Upgrading any PC components can occasionally be a hassle, but what most PC builders still struggle a lot with is anything related to the thermal paste and heatsink. With how easier the rest of PC building is (at least in practice), a crucial step related to a PC’s most central component will inevitably trouble any newer PC builder. Applying paste on the processor and removing it are both steps that could be consequential if gone wrong, which is why research is always encouraged.
While applying the paste on a processor harbors the risk of the compound reaching beyond the heat spreader, removing it may raise concerns about the material used for it. Processors are very delicate components, and thus cleaning them with anything not known to be used for them typically is inevitably risky.
Isopropyl alcohol is typically used for cleaning CPUs after the thermal paste is taken off, but even this alcohol has a lot of variety, which would understandably raise more questions.
Yes, 70% isopropyl alcohol can be used for cleaning the CPU. It is even more effective at cleaning than a higher alcohol variety due to water being a better cleaner. The only downside is that the cleaner would take much more time to evaporate than a cleaner with a higher alcohol percentage.
Regardless, if you are willing to wait for more effective cleaning, 70% isopropyl alcohol would do the job for you.
What is Isopropyl Alcohol?
Isopropyl alcohol (also known as 2-propanol) is a colorless organic compound from the alcohol compound family. It uses propane, a compound made of natural gases, petroleum, fossil fuels, coal, etc. Propene is one of the results of the breaking down of fossil fuels into component substances during the process of oil refining.

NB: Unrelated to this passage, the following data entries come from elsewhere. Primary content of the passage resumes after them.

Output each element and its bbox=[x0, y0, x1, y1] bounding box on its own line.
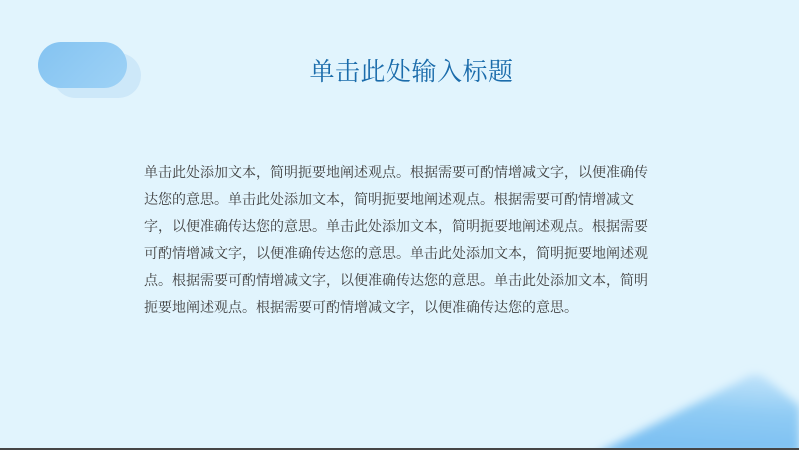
corner-triangle-decoration bbox=[559, 330, 799, 450]
slide-canvas: 单击此处输入标题 单击此处添加文本，简明扼要地阐述观点。根据需要可酌情增减文字，… bbox=[0, 0, 799, 450]
body-text-placeholder[interactable]: 单击此处添加文本，简明扼要地阐述观点。根据需要可酌情增减文字，以便准确传达您的意… bbox=[144, 159, 655, 321]
title-placeholder[interactable]: 单击此处输入标题 bbox=[0, 58, 799, 87]
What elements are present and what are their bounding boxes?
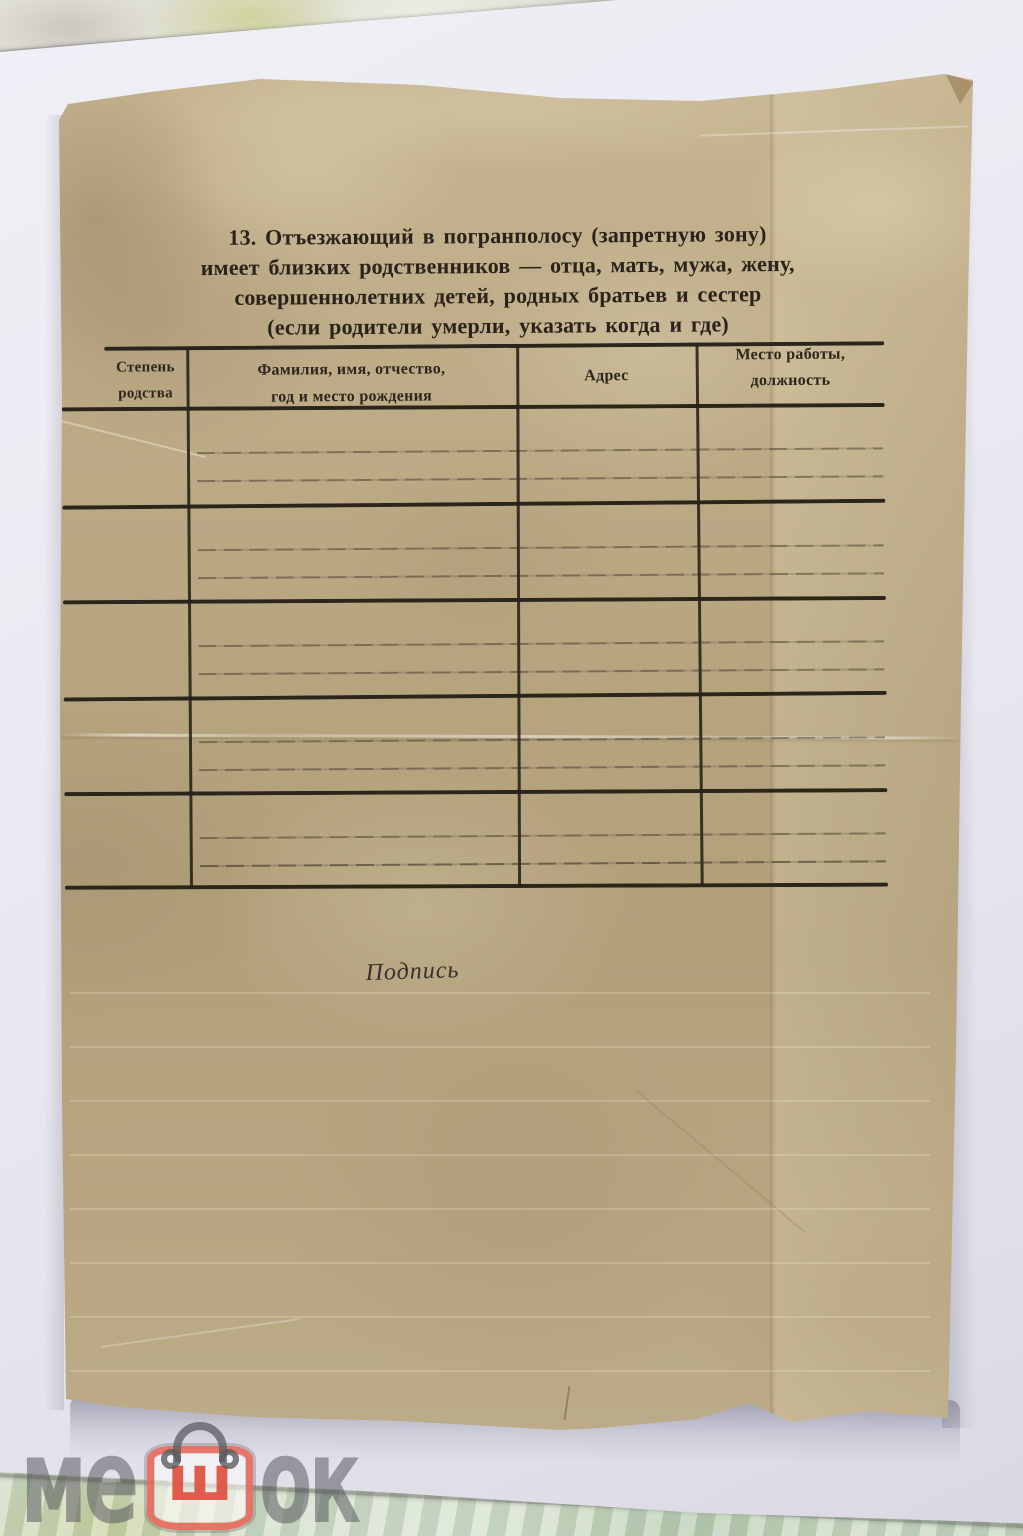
row-separator — [64, 691, 887, 702]
writing-line — [198, 544, 884, 551]
shopping-bag-icon: ш — [147, 1422, 253, 1530]
watermark-text-prefix: ме — [20, 1422, 135, 1536]
writing-line — [198, 572, 884, 579]
row-separator — [63, 596, 886, 604]
section-title: 13. Отъезжающий в погранполосу (запретну… — [127, 218, 868, 343]
writing-line — [197, 475, 883, 482]
writing-line — [197, 447, 883, 454]
column-border — [696, 345, 704, 886]
column-header-degree: Степень родства — [104, 354, 186, 407]
watermark-text-suffix: ок — [259, 1422, 357, 1536]
column-header-work: Место работы, должность — [698, 341, 882, 394]
signature-label: Подпись — [365, 957, 460, 987]
column-header-name: Фамилия, имя, отчество, год и место рожд… — [188, 355, 514, 411]
writing-line — [199, 736, 885, 743]
writing-line — [200, 860, 886, 867]
column-header-address: Адрес — [517, 362, 695, 390]
photo-of-document: 13. Отъезжающий в погранполосу (запретну… — [0, 0, 1023, 1536]
section-title-line: (если родители умерли, указать когда и г… — [128, 308, 868, 343]
table-bottom-border — [65, 883, 888, 890]
shopping-bag-ring — [219, 1449, 239, 1469]
watermark-meshok: ме ш ок — [16, 1414, 436, 1536]
column-border — [186, 348, 193, 889]
writing-line — [198, 640, 884, 647]
writing-line — [200, 832, 886, 839]
writing-line — [199, 764, 885, 771]
row-separator — [64, 788, 887, 796]
writing-line — [199, 668, 885, 675]
row-separator — [62, 499, 885, 510]
form-paper: 13. Отъезжающий в погранполосу (запретну… — [0, 0, 1023, 1536]
column-border — [516, 346, 521, 887]
shopping-bag-ring — [161, 1449, 181, 1469]
printed-form-content: 13. Отъезжающий в погранполосу (запретну… — [0, 0, 1023, 1536]
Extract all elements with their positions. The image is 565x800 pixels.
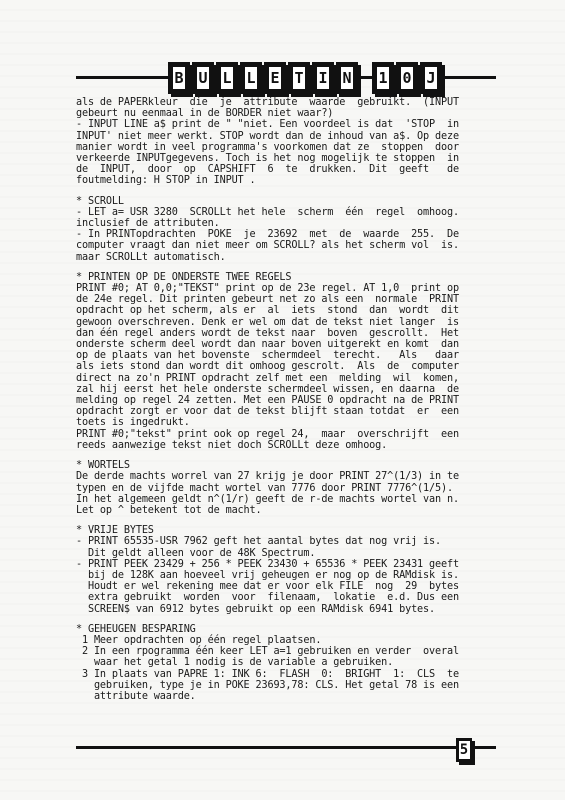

For making the isopropyl alcohol, the process of hydration is used, which combines propene with water. It is not just a blending of the two substances because the process leads to the components water is made of (hydrogen and oxygen) individually interacting with the components of propene itself, thus creating new chemical bonds, which result in the making of isopropyl alcohol.
Besides cleaning CPUs and other electronic components, isopropyl alcohol is used for trivial things like rubbing alcohol, hand sanitizers, disinfectants, pharmaceuticals, and other cleaners.
Isopropyl alcohol for cleaning CPUs is sold in various alcohol percentages, with higher percentages valuing a quicker evaporation of the alcohol and the lower ones prioritizing a slower but more effective cleaning.
How to Properly Clean CPU with Isopropyl Alcohol
Isopropyl alcohol is known to clean several electronic components safely, but an excess of anything is terrible, and not implementing enough alcohol could also fail to entirely remove the old paste, which could restrict the cooler from comprehensively improving the CPU’s temperature.
Therefore, it is essential to be precise with cleaning the processor. Here is how to properly clean your CPU with isopropyl alcohol.
- Use a paper towel or any lint-free cloth.
- Dip the towel/cloth into the isopropyl alcohol (preferably 90% for faster results, but 70% if you can be patient enough).
- Remove the paste. Wipe more if the isopropyl alcohol is 90% or higher because it evaporates sooner.
- Let the isopropyl alcohol take its time if it is only 70% alcohol.
- Use the isopropyl alcohol on a cotton swab to clean the remaining thermal paste from the processor’s edges.
- Let the alcohol dry on the CPU before applying the new thermal paste. This could take longer with 70% isopropyl alcohol.
Are There Any Isopropyl Alcohol Alternatives for Cleaning CPU?
Isopropyl alcohol may be the best and the most common cleaning solution for processors. However, in cases where there is no isopropyl alcohol, the processor can still be cleaned with a few alternatives.
Microfibre cloth alone may clean it to an extent, but that might still leave some of the older paste on the CPU’s heat spreader. Lighter fluid is also known to work, but it is something to be careful with. Many people who do not have isopropyl alcohol also use acetone, which is mainly found in nail polish removers.
Water alone can be avoided at all costs since it could permanently damage any electrical component. Ethanol is also not very effective and may fail to clean a lot of the paste. Tissue papers must also be avoided because they drop bits and pieces that could get stuck on the CPU’s surface and restrict the cooling solutions from performing at their fullest.
70% Isopropyl Alcohol vs. 90% Isopropyl Alcohol – Which is Better?
Most people and experts agree that a higher alcohol percentage is the better CPU cleaning option. Therefore, 90% isopropyl alcohol is the most preferred variation for cleaning processors.
The most obvious reason for people preferring the 90% variation, as discussed above, is that it does not take much time to dry and evaporate. A 70% isopropyl alcohol may clean more bits of the processor’s heat spreader, but even the 90% variation tends enough not to hinder the CPU cooler’s performance.
Not to forget the risks associated with water, a lot more of which consists of the 70% variation of the isopropyl alcohol. Both the variations are generally safe, but the 90% variation is preferred not only due to its quicker cleaning but also due to it being less risky. It erases all the paste it needs to, and cleans the surface well enough for the new paste in very little time.
We hope the article taught you about not only isopropyl alcohol and its variations but also CPU cleaning solutions in general.